05/06/2024
Today during worship I became overwhelmed. Overwhelmed not only with the presence of God, but in the recognition of every good blessing coming from Him. I stood there holding my 4 month old grandson, Levi. His arms and legs stretching back and forth in a rhythmic motion with every beat of the drum. He watched as the children danced before the Lord waving flags of freedom. He did this through the entirety of worship, never tiring of it. When I tell you he was worshiping, I believe that with my heart. Since he was born I have seen a light in him. I knew he would love to worship just like his Gigi does. (that’s me 😊 ). I envisioned him up there dancing in a few years and realized the blessing it is to have a place to worship in freedom and raise my grandchild to understand “This” is normal. I pray he never knows the bo***ge of religion that makes him feel shame or rejection. I pray he never feels obligated but always invited into the presence of Yaweh.

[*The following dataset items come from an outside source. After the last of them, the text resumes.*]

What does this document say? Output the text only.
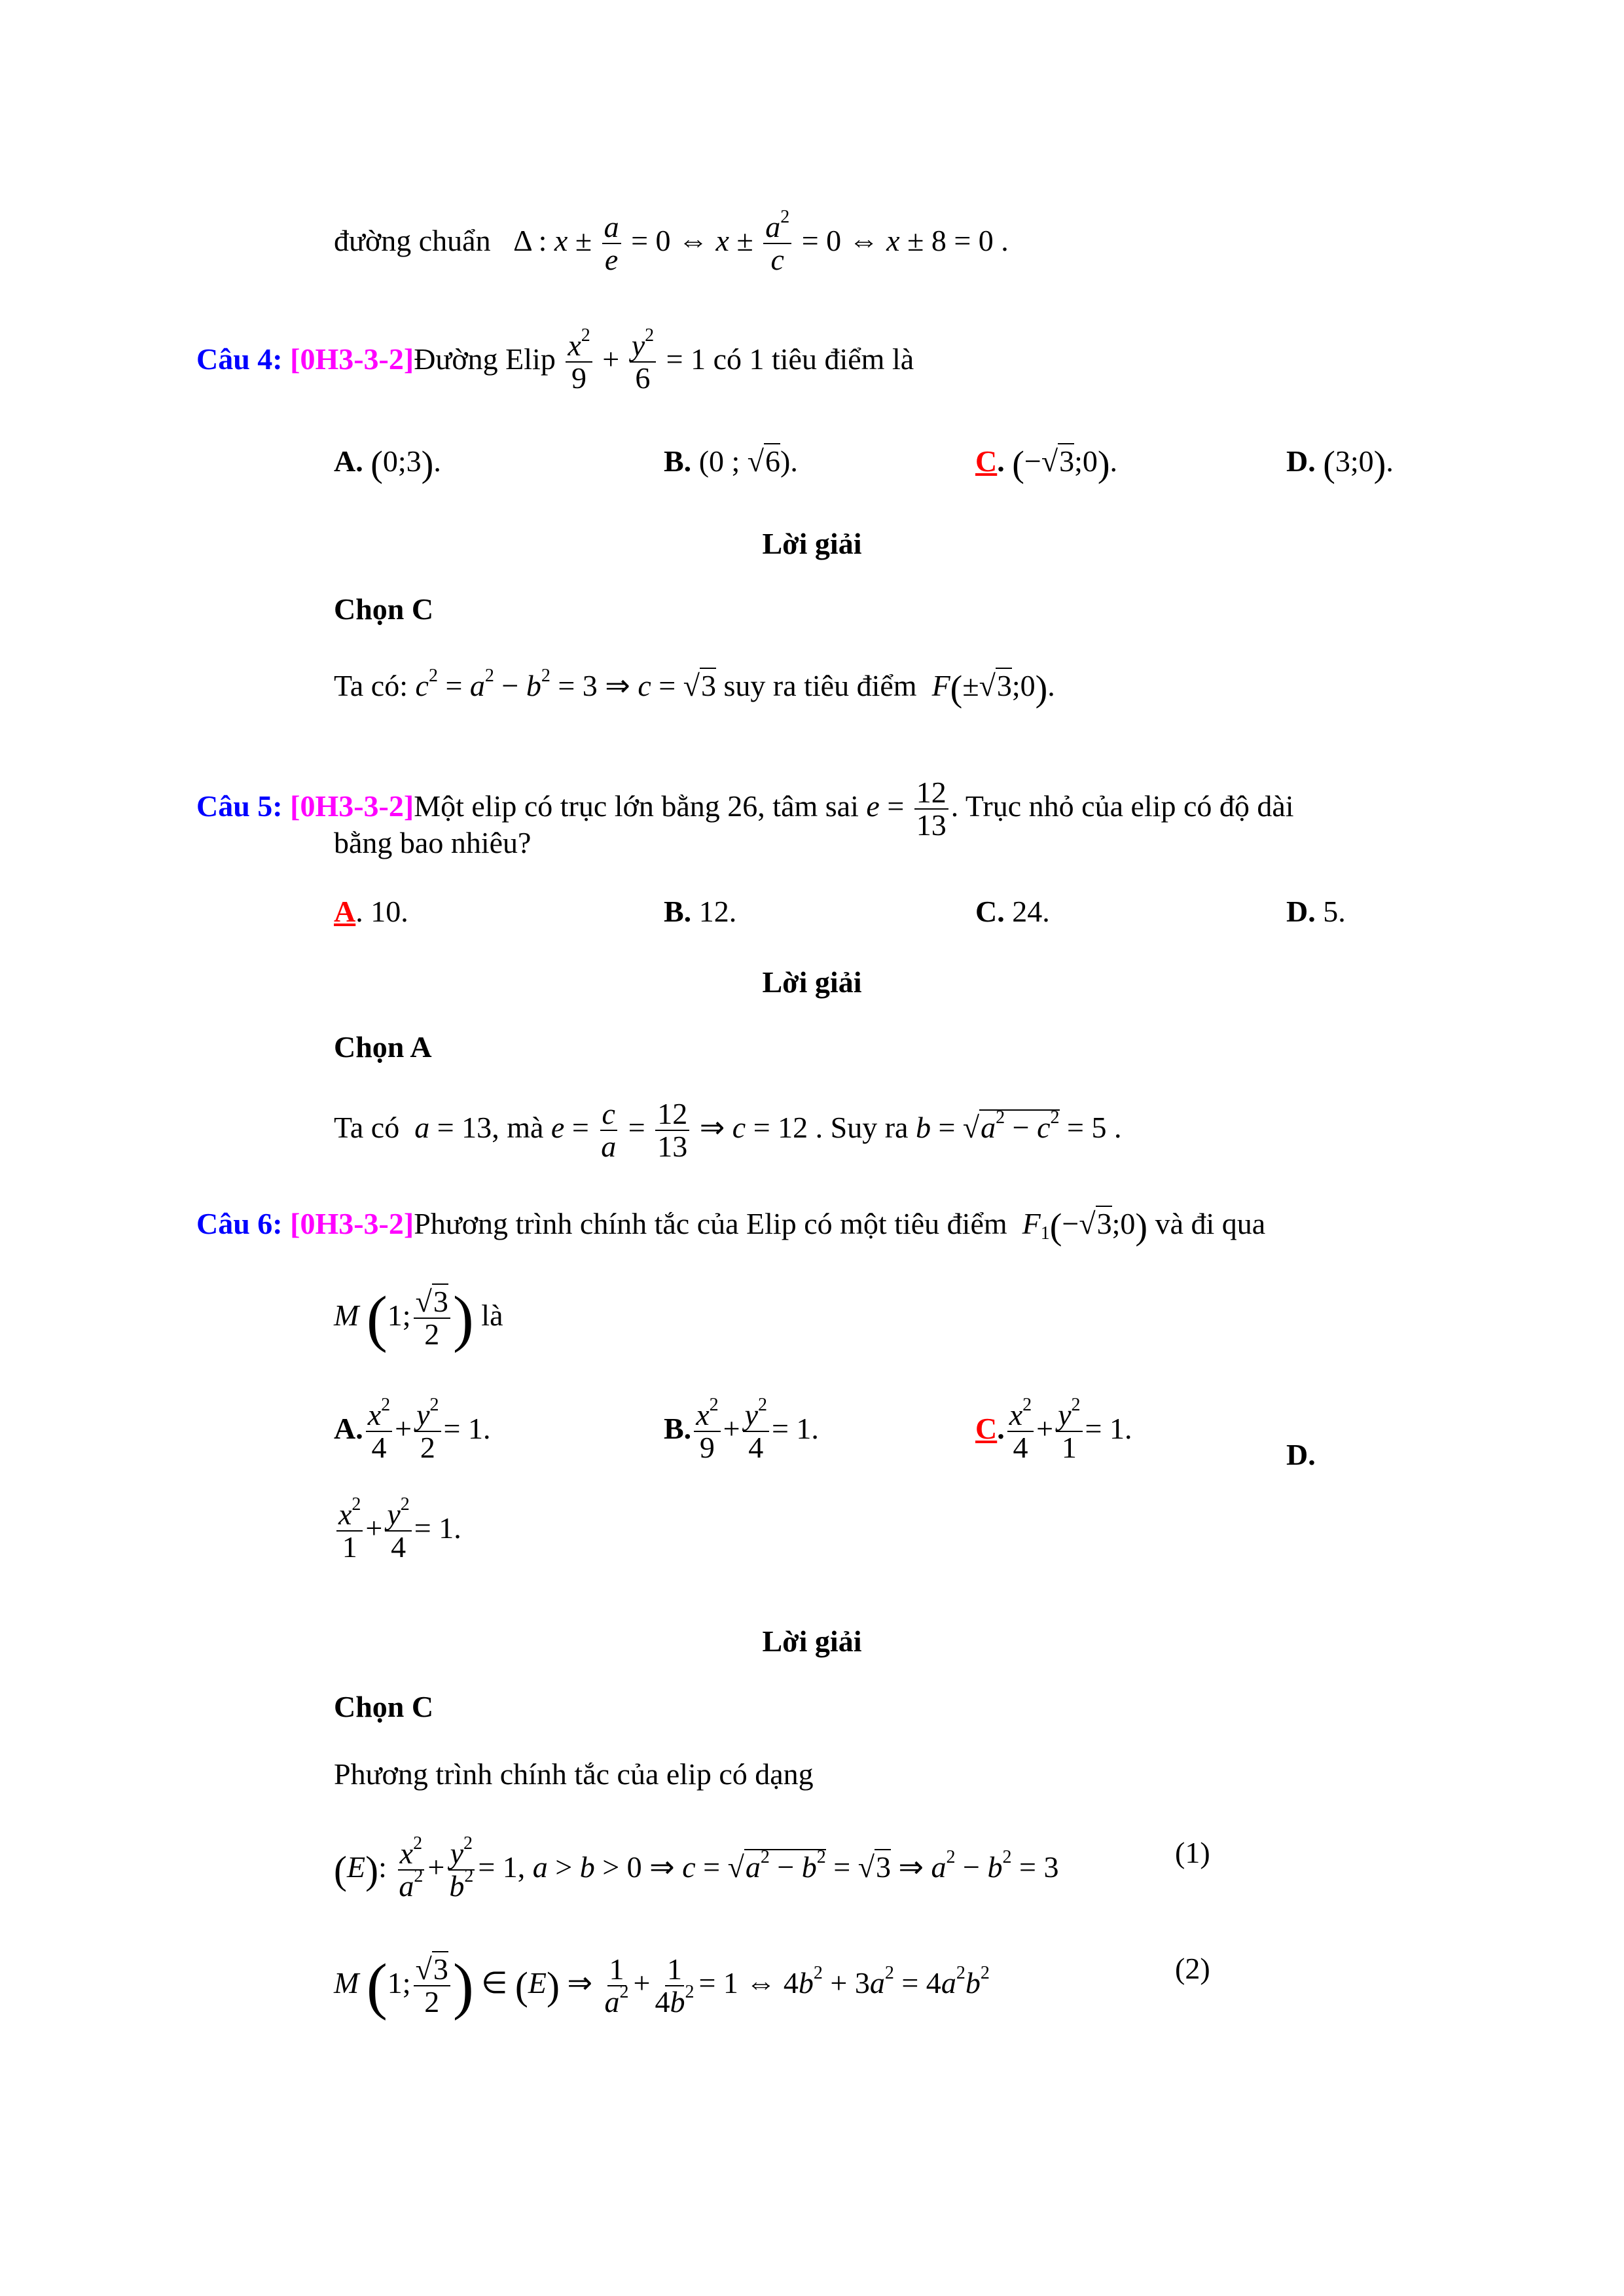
đường chuẩn   Δ : $x \pm \frac{a}{e} = 0$ ⇔ $x \pm \frac{a^2}{c} = 0$ ⇔ x ± 8 = 0 .
Câu 4: [0H3-3-2]Đường Elip $\frac{x^2}{9} + \frac{y^2}{6} = 1$ có 1 tiêu điểm là
A. (0;3).	B. (0 ; √6).	C. (−√3;0).	D. (3;0).
Lời giải
Chọn C
Ta có: $c^2 = a^2 - b^2 = 3$ ⇒ c = √3 suy ra tiêu điểm F(±√3;0).
Câu 5: [0H3-3-2]Một elip có trục lớn bằng 26, tâm sai $e = \frac{12}{13}$ . Trục nhỏ của elip có độ dài
bằng bao nhiêu?
A. 10.	B. 12.	C. 24.	D. 5.
Lời giải
Chọn A
Ta có a = 13, mà $e = \frac{c}{a} = \frac{12}{13}$ ⇒ c = 12 . Suy ra $b = √a^2 - c^2 = 5$ .
Câu 6: [0H3-3-2]Phương trình chính tắc của Elip có một tiêu điểm $F_1(-√3;0)$ và đi qua
M (1; $\frac{√3}{2}$ ) là
A. $\frac{x^2}{4} + \frac{y^2}{2} = 1$.	B. $\frac{x^2}{9} + \frac{y^2}{4} = 1$.	C. $\frac{x^2}{4} + \frac{y^2}{1} = 1$.
D.
$\frac{x^2}{1} + \frac{y^2}{4} = 1$.
Lời giải
Chọn C
Phương trình chính tắc của elip có dạng
(E): $\frac{x^2}{a^2} + \frac{y^2}{b^2} = 1$, a > b > 0 ⇒ $c = √a^2 - b^2 = √3$ ⇒ $a^2 - b^2 = 3$	(1)
M (1; $\frac{√3}{2}$ ) ∈ (E) ⇒ $\frac{1}{a^2} + \frac{1}{4b^2} = 1$ ⇔ $4b^2 + 3a^2 = 4a^2b^2$	(2)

I pray he walks in freedom and leads others there. I pray we can teach him the love of the Father.
I thought of my grandma Gibbs. When I was little I went to church with her a lot. I think of her so often when I think of Gods grace on my life and where He has brought me to. I think of the old song that says, “thank you, for giving to the Lord, I am a life, that was changed”. I wish she could know that her sacrifice is still changing generations. Her great-great grandson worshipped the Lord today at only 4 months old. I wish I could tell her that her grandson is about to take his first mission trip to fulfill part of the call God has on his life. I wish she could see Cheyenne, seeing with spiritual eyes and using her authority to pray over her family.

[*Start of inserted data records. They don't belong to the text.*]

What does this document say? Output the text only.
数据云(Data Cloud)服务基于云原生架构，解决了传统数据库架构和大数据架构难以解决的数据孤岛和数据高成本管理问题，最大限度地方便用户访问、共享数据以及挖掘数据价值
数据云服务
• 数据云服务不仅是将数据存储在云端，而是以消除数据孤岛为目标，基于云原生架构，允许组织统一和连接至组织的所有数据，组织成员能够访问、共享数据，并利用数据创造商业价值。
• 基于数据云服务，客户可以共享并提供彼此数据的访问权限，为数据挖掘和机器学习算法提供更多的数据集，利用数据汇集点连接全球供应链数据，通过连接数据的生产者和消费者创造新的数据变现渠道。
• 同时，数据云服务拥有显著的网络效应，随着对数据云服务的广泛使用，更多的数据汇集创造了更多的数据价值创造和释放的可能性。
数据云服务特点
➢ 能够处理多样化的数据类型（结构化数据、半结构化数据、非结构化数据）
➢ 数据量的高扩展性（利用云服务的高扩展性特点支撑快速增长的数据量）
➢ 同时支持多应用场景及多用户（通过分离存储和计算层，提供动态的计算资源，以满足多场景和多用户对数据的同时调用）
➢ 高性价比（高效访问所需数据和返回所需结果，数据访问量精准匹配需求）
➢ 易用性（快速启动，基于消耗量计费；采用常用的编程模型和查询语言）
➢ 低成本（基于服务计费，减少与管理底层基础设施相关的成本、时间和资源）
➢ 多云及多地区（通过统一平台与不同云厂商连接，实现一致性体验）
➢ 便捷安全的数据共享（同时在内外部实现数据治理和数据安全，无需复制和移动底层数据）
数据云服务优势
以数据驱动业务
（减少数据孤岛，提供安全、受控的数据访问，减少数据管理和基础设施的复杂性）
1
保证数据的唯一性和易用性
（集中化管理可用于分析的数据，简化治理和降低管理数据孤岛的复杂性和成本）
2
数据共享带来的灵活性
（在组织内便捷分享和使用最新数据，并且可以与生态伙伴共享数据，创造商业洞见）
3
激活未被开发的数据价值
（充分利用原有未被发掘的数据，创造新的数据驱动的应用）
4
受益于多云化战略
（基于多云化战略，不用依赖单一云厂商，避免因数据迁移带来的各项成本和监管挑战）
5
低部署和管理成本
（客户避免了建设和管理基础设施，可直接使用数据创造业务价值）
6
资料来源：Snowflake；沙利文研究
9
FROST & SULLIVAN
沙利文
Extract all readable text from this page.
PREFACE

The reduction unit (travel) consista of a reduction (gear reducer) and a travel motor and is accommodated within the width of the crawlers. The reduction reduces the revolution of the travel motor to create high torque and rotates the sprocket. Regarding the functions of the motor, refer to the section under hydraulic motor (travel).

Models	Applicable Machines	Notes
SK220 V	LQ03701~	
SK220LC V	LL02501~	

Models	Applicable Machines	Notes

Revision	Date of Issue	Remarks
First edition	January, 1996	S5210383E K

I am seeing the goodness of the Lord in the land of the living. I am witnessing change in my generations. And I know God isn’t done. But, I just wanted to stop for a minute today and take it all in.
And I tell you this, to encourage you. Keep believing, keep pushing, don’t give up. Things did not always look this way for my family. There was a time my daughter was lost in addiction, my son was sinking in depression, Levi was only a prayer for a rainbow baby after a devastating miscarriage. I wish I had time for the whole story.
I am still facing giants. I am still looking at mountains that would appear impossible. But I don’t look at them the same anymore.
Zechariah 4:6-10
Then, he said to me,”This is the word of the Lord to Zerubbabel:Not by might, nor by power, but by My Spirit, says the Lord of hosts. Who are you O great mountain? Before Zarubbabel you shall become a plain. And He shall bring forth the top stone amid shouts of “Grace, grace to it!”Then the word of the Lord came to me saying, “ The hands of Zarubbabel have laid the foundation of this house; his hands shall also complete it. Then you will know that the Lord of hosts has sent me to you. For whoever has despised the day of small things shall rejoice, and shall see the plumb line in the hand of Zerubbabel. “These seven are the eyes of the Lord, which range through the whole earth.”